Mentre Vladimir Putin continua ad essere alla ricerca di una formula magica per rilanciare l’economia russa, come è emerso in occasione della riunione del Consiglio per lo sviluppo strategico e i progetti nazionali del 19 agosto, i conti dello Stato vanno di male in peggio, nonostante l’inedito meccanismo dei contributi volontari all’erario di Mosca da parte delle aziende russe.

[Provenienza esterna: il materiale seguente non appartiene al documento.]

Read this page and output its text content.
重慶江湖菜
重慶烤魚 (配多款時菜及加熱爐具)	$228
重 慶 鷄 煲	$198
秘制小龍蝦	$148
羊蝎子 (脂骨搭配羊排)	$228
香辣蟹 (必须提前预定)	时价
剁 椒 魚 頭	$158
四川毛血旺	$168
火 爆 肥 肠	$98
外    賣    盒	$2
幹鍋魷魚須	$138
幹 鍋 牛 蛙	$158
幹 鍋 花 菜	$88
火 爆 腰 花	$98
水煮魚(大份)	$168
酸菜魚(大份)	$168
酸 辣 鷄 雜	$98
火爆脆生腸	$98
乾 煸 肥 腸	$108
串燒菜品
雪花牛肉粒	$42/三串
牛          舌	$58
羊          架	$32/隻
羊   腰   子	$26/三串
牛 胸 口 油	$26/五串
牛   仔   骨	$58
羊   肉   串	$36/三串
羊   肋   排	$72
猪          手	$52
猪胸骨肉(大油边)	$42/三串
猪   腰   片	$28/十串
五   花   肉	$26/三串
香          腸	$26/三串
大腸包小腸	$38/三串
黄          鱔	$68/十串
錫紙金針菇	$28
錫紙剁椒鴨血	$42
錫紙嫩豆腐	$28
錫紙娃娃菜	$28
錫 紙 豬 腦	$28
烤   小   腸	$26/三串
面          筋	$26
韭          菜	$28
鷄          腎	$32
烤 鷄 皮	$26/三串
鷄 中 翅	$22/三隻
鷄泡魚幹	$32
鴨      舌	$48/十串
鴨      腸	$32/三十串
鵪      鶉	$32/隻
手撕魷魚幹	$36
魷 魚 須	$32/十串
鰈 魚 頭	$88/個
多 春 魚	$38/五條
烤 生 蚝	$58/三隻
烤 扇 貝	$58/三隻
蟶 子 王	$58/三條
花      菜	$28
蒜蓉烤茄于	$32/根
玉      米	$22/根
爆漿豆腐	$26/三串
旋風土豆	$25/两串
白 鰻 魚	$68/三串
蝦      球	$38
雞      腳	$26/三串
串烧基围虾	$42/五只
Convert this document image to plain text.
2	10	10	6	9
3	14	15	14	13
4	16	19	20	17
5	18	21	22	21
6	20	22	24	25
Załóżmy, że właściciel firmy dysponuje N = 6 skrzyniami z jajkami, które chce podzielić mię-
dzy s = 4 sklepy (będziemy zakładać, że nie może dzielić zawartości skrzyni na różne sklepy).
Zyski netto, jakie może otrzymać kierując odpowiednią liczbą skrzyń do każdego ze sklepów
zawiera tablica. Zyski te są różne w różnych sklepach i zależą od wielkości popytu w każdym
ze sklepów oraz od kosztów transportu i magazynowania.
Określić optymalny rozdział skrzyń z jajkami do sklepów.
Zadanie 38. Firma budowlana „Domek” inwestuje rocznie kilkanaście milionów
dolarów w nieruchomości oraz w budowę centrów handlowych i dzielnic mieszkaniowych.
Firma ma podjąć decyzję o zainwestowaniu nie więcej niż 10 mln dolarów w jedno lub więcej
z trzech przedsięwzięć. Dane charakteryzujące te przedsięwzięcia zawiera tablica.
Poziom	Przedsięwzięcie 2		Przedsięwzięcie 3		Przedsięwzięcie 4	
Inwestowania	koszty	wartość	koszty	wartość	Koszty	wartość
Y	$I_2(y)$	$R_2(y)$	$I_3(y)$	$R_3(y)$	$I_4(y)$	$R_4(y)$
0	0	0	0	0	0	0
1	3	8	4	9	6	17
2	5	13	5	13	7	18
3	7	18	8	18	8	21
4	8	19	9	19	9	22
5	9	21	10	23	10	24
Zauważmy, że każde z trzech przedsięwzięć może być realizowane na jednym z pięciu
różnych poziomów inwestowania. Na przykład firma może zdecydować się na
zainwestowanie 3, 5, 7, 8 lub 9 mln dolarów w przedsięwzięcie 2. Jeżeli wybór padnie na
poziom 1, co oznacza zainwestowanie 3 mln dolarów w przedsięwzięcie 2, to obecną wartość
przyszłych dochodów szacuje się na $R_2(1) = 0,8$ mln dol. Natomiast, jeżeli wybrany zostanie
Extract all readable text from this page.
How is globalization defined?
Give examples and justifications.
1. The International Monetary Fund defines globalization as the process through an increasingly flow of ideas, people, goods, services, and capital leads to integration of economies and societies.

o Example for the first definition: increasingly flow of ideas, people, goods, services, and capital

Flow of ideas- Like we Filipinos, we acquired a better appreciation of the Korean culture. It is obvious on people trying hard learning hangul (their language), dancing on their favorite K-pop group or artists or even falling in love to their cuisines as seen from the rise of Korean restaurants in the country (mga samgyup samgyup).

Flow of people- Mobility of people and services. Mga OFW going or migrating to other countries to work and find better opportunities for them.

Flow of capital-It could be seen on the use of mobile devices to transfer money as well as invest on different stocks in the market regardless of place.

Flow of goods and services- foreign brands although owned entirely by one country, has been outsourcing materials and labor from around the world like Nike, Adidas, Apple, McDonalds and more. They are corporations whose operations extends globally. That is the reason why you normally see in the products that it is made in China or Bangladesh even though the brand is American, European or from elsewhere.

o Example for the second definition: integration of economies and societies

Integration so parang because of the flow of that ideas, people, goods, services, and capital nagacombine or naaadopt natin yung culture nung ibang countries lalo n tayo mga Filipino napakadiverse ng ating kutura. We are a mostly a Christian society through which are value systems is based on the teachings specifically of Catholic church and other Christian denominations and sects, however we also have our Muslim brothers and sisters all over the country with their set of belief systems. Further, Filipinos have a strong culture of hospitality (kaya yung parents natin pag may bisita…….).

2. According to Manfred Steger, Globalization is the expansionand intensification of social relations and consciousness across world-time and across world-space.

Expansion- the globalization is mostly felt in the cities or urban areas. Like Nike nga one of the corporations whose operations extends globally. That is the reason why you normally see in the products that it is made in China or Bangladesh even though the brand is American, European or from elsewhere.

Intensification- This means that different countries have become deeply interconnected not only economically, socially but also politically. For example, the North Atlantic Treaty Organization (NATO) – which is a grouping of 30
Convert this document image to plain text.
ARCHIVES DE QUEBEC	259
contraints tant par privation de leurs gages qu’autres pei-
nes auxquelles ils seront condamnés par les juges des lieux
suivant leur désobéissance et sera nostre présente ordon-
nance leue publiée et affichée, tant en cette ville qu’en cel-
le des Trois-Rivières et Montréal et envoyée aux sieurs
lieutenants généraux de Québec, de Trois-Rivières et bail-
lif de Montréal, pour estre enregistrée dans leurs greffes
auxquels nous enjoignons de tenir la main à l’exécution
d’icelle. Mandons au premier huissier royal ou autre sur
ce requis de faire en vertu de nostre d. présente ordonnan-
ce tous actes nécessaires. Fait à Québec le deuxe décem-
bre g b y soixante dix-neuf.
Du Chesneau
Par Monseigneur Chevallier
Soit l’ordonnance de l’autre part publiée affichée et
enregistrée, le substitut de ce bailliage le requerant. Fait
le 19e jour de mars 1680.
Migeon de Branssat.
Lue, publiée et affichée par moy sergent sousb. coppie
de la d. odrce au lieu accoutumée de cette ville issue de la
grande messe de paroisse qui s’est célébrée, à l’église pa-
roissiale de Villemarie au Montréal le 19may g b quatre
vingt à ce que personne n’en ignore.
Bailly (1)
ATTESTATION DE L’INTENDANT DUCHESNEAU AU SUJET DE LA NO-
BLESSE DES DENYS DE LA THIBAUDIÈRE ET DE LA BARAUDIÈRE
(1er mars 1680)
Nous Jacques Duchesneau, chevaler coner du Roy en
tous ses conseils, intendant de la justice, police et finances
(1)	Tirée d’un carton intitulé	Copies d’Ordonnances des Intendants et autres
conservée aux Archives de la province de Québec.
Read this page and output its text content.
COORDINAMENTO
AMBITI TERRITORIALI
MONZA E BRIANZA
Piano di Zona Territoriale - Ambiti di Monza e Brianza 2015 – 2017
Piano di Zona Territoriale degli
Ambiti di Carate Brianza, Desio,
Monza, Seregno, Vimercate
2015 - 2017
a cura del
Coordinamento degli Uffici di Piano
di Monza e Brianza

Come ricorda Izvestia, con un articolo del 19 agosto di Lyubov Lezhneva, a metà agosto 2026 il deficit del bilancio della Federazione russa ammontava a 6.455 miliardi di rubli (circa 65 miliardi di euro), pari al 2,8% del Pil russo. Un deficit difficile da coprire, vista la difficoltà di vendere i titoli di Stato russi, come lo stesso Izvestia scrive il 21 agosto in un articolo il cui titolo è tutto un programma: “Il nostro debito pubblico: il governo può contrarre ulteriori prestiti?”.

A venire in soccorso dell’erario putiniano sono però intervenute le imprese russe più ricche, che hanno messo mano al proprio portafoglio per consegnare in modo “volontario” parte dei propri soldi al fisco del Cremlino. Certo, alle nostre latitudini, dove cercare i modi leciti (e a volte anche illeciti) per evitare di pagare le tasse è uno sport piuttosto diffuso, pensare di autotassarsi per regalare i soldi al fisco di un paese (la Russia), che ha deciso di conquistare whatever it takes un altro paese (l’Ucraina), sembrerebbe più folle che attraversare un oceano a nuoto. Ma tant’è, pare che imprenditori e oligarchi russi da inizio anno al 14 agosto 2026 abbiano versato nelle casse dello Stato russo ben 383,7 miliardi di rubli (circa 4 miliardi di euro), che però non sono molti rispetto al totale delle entrate del bilancio federale pari a 22.100 miliardi di rubli (230 miliardi di euro). L’obolo volontario, che ha cadenza annuale, è in crescita, se si considera che nel 2025 gli industriali russi avevano regalato allo stato putiniano 251,3 miliardi di rubli (in un intero anno).